The power grid in Texas is a little bit under the weather.
A major heat wave has arrived just as the wind stopped blowing, creating a perfect storm for residents looking for relief from the blistering summer sun in the country’s second-largest state.
Wind power — a key source of electricity in Texas — is being sidelined just when the Lone Star State needs it most, with turbines generating less than a 10th of what they’re capable of.
A scorching heat wave is pushing the Texas grid to the brink. Power demand is surging as people crank up air conditioners. But meanwhile, wind speeds have fallen to extremely low levels, and that means the state’s fleet of turbines is at just 8% of their potential output.
The energy quagmire resulted in the state’s electric grid operator, the Electric Reliability Council of Texas (ERCOT), being forced to issue a “conservation alert” asking consumers to take measures to save energy between 2 and 8 p.m. on Monday to avoid blackouts. In effect, that meant telling people to refrain from using their appliances and turning down their A/C in triple digit heat.
Fortunately for Texans, the grid held up, thanks in no small part to voluntary cutbacks from industrial power users and bitcoin miners in the state. However, the episode highlights the inherent risk involved in an energy transition devoted to weather-dependent renewables above all other resources, a strategy leaders here in Colorado seem quite keen on pursuing.
Lest anyone be tempted to chalk up the Texas grid strain to an insufficient commitment to rolling out renewables, here’s Bloomberg again to set the record straight:
Texas may be America’s oil and gas hub, but it’s also long been the country’s biggest wind-power state.

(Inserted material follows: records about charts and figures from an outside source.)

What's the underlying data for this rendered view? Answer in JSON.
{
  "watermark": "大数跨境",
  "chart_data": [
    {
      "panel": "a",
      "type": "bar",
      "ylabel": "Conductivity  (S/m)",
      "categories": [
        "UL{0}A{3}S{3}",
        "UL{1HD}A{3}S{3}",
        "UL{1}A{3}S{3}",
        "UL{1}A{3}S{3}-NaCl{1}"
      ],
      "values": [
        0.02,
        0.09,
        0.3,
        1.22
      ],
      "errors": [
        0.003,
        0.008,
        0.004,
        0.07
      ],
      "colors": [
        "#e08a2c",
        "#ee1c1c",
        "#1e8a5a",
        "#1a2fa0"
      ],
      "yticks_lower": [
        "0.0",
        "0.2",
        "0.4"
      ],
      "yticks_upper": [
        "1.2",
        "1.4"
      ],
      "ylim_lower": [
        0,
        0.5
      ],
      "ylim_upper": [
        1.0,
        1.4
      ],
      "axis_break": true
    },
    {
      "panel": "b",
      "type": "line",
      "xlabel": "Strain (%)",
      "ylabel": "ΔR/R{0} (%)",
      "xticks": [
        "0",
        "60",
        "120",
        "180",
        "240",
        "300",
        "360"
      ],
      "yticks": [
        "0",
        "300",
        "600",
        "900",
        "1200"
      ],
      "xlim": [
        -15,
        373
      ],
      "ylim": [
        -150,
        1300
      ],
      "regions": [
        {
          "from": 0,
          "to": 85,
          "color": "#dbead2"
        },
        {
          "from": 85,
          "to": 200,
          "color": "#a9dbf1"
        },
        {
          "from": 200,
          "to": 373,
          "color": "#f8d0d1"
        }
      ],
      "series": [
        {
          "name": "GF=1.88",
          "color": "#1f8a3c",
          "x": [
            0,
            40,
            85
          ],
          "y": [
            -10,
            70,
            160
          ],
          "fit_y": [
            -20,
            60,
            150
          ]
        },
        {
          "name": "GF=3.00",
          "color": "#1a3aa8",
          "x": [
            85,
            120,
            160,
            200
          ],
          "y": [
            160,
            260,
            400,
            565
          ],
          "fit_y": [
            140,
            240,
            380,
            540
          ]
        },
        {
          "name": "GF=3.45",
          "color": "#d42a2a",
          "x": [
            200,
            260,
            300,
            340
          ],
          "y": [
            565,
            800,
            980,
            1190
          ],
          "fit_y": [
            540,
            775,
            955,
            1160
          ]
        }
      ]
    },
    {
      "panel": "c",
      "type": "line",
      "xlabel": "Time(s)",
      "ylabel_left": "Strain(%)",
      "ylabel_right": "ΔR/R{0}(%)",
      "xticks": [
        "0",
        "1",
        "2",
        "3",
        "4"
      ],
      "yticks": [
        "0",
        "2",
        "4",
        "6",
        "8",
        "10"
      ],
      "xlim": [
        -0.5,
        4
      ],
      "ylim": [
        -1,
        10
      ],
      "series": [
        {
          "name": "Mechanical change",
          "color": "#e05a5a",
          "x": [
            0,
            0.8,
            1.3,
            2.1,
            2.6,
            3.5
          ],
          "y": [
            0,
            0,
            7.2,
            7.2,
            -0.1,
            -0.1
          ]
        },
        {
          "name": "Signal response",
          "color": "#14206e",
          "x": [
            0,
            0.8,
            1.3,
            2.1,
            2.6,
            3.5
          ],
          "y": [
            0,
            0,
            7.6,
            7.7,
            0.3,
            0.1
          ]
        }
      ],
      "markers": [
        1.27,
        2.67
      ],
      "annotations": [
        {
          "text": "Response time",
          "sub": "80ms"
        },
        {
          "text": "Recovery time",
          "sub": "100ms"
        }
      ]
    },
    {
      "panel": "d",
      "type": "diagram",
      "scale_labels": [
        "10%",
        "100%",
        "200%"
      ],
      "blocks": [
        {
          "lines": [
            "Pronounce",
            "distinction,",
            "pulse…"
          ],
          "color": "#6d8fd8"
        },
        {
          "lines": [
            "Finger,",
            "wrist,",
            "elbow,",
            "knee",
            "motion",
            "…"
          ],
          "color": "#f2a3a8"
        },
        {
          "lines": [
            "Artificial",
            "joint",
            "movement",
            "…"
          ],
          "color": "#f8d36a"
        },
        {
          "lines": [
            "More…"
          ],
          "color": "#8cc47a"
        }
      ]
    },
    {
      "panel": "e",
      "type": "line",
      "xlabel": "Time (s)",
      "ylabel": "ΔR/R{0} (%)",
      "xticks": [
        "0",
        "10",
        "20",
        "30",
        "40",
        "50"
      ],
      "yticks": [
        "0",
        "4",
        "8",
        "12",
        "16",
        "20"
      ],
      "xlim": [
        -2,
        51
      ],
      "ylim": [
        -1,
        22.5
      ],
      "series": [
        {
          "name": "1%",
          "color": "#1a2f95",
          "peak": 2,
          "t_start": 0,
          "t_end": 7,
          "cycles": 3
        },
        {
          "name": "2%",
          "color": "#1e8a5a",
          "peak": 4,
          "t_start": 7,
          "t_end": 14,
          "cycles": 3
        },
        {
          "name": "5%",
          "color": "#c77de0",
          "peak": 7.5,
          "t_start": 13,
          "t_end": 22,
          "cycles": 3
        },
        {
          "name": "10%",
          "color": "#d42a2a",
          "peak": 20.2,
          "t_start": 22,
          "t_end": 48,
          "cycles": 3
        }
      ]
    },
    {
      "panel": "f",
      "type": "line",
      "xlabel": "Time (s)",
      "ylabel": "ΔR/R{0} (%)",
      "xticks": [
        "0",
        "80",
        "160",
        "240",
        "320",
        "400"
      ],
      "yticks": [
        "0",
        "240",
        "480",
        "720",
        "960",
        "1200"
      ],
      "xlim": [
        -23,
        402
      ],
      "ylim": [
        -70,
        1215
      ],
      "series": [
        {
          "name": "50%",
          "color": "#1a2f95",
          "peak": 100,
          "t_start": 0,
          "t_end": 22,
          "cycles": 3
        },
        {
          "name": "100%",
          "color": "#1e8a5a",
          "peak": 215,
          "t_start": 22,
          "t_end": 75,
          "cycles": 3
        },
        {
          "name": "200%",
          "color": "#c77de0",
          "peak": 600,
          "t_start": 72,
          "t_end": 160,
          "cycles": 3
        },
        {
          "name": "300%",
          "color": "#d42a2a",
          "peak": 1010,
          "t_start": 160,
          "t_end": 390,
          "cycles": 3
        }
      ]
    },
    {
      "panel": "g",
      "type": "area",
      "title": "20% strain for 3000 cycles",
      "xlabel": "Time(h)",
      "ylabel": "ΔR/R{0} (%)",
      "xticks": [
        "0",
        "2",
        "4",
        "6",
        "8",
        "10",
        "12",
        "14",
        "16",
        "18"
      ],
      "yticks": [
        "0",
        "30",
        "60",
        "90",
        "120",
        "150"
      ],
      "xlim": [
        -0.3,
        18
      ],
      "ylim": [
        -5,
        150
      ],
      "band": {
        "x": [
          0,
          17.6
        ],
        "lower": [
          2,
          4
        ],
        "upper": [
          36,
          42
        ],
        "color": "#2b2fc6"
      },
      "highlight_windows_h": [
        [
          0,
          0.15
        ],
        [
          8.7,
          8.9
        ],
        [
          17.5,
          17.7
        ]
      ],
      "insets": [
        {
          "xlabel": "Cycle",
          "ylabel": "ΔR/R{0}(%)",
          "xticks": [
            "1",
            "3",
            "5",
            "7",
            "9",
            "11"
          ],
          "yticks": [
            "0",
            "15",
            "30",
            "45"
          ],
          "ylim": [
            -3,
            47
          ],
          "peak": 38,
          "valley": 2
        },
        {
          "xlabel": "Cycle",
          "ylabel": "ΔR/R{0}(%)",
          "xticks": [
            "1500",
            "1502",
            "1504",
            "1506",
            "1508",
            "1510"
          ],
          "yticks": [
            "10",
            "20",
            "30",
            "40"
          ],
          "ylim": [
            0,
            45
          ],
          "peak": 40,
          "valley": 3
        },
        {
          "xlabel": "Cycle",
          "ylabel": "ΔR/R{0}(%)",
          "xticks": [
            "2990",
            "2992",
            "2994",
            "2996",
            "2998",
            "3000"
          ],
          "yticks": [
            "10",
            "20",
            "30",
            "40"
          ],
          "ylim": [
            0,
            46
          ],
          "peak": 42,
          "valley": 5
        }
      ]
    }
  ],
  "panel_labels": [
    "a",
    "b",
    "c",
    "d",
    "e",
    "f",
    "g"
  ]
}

Doubling down on the deployment of renewable power generation cannot help you if an unexpected shift in weather can nearly bring the grid to its knees. Due consideration must be given to resource capacity factors when pursuing a reliable energy mix. Long term battery storage is not yet economical at scale, making an abundant supply of firm power from sources like natural gas or nuclear essential. Consumers must be able to continue powering their businesses and homes even on days where the thermostat begins to creep up.
If Colorado’s advocates of intermittent wind and solar power won’t acknowledge this fact, then its elected political leaders must. It truly is a matter of life and death.